Comet Lovejoy Plunges Into the Sun and Survives 209
boldie writes with a link to NASA's account of comet Lovejoy's close encounter with the sun. Excerpting: "This morning, an armada of spacecraft witnessed something that many experts thought impossible. Comet Lovejoy flew through the hot atmosphere of the sun and emerged intact. ... The comet's close encounter was recorded by at least five spacecraft: NASA's Solar Dynamics Observatory and twin STEREO probes, Europe's Proba2 microsatellite, and the ESA/NASA Solar and Heliospheric Observatory. The most dramatic footage so far comes from SDO, which saw the comet go in (movie) and then come back out again (movie)."
Here are larger QuickTime versions of the comet's entrance (22MB) and exit (26MB).

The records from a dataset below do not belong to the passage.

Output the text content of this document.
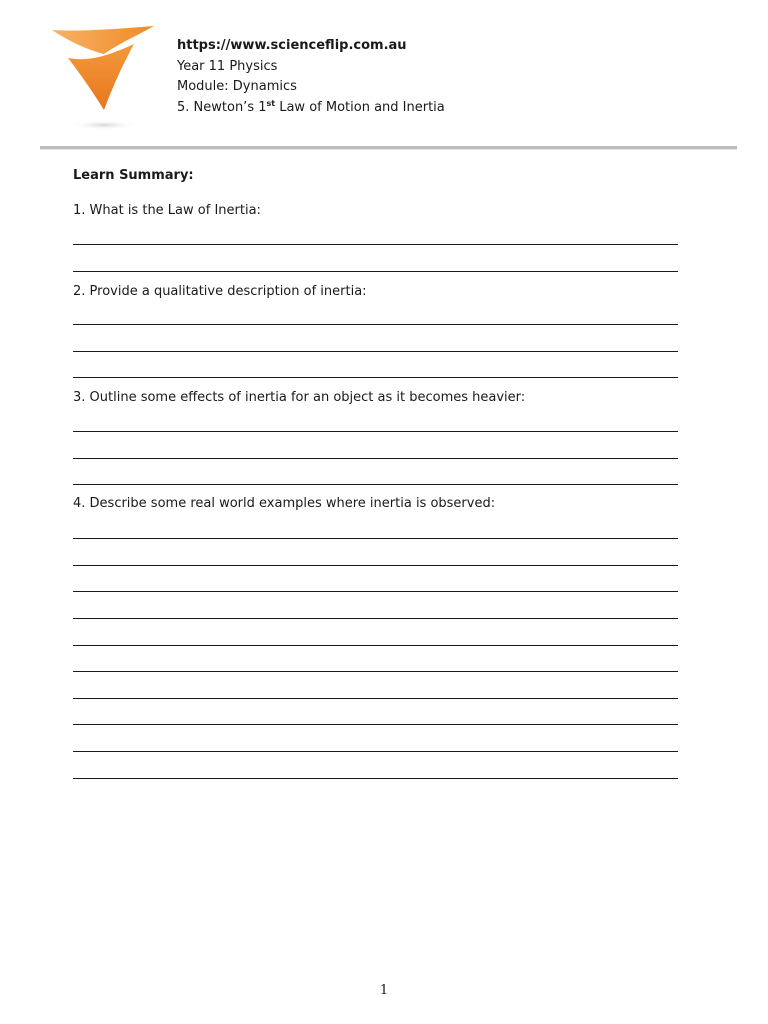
https://www.scienceflip.com.au
Year 11 Physics
Module: Dynamics
5. Newton’s 1st Law of Motion and Inertia

Learn Summary:

1. What is the Law of Inertia:
2. Provide a qualitative description of inertia:
3. Outline some effects of inertia for an object as it becomes heavier:
4. Describe some real world examples where inertia is observed:
1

Misleading title (Score:5, Insightful)
Sounds a lot more sensational when you compare the title's "comet plunges into sun and survives" event vs the actual "comet flew through hot atmosphere of the sun".
I'm surprised they're surprised. (Score:5, Insightful)
Basic chemistry tells us that heat transfer isn't instantaneous, that solid objects remain at melting point until fully melted, and that heat != temperature. It's why you can walk over hot coals without burning yourself. The composition of the comet would be easy to determine, since absorption spectrometry will tell you what the tail is made of. We also know, from the Giotto probe, that comets don't evaporate from the outside. That was one of the biggest blunders in the mission. Never, ever make assumptions in science because it WILL bite you. Facts are the only acceptable currency.
Re:Misleading title (Score:3, Insightful)
Re:Misleading title (Score:5, Insightful)
No you couldn't.
At a certain point you'd reach neutral bouyancy and stop sinking (ignoring the part about you vaporizing from the temperature). This is still not the same as there being a surface (and in point of fact is COMPLETELY unrelated to what is usually referred to by the term "surface of the sun"). There is no meaningful line of demarcation between "below the surface" and "above the surface," and the term surface NECESSARILY implies a demarcation. The use of the term "surface" in the case of stars (and gas giants) is purely terrestrial metaphor, and it's fine as far as that goes--but only that far. Take the metaphor further (as my parent did in taking it literally), and you wind up reaching physically absurd conclusions (as you also have).
As for tomatoes, all I care about is that they're fucking delicious.
You'd be better off trying to claim that black holes have a surface. They don't, but at least they do have a clear demarcation between above and below their "surface." Stars do not.
FWIW, real astrophysicists define the surface of the sun as the radius which equals an optical depth of 2/3. This is a useful demarcation (though not a terribly clear one, since the optical depth is wavelength dependent) for observational purposes, but not for kinematic ones (such as when talking about comets flying into, and out of, the sun).
Re:Misleading title (Score:5, Insightful)
A thought experiment worthy.
If you took a ball of Iron the size of say planet Earth, and it were to plunge into the heart of the Sun. What would be the result.. a Nova, SuperNova.. fizzle.
And what if it were slightly off target and merely circled the center for a while.. would it retain its shape or spinout into a smeared ball of plasma.. undoing the star?
Something somewhat like this probably already happened.. the Lithium content of our star for example.. guess it just wasn't significant emough.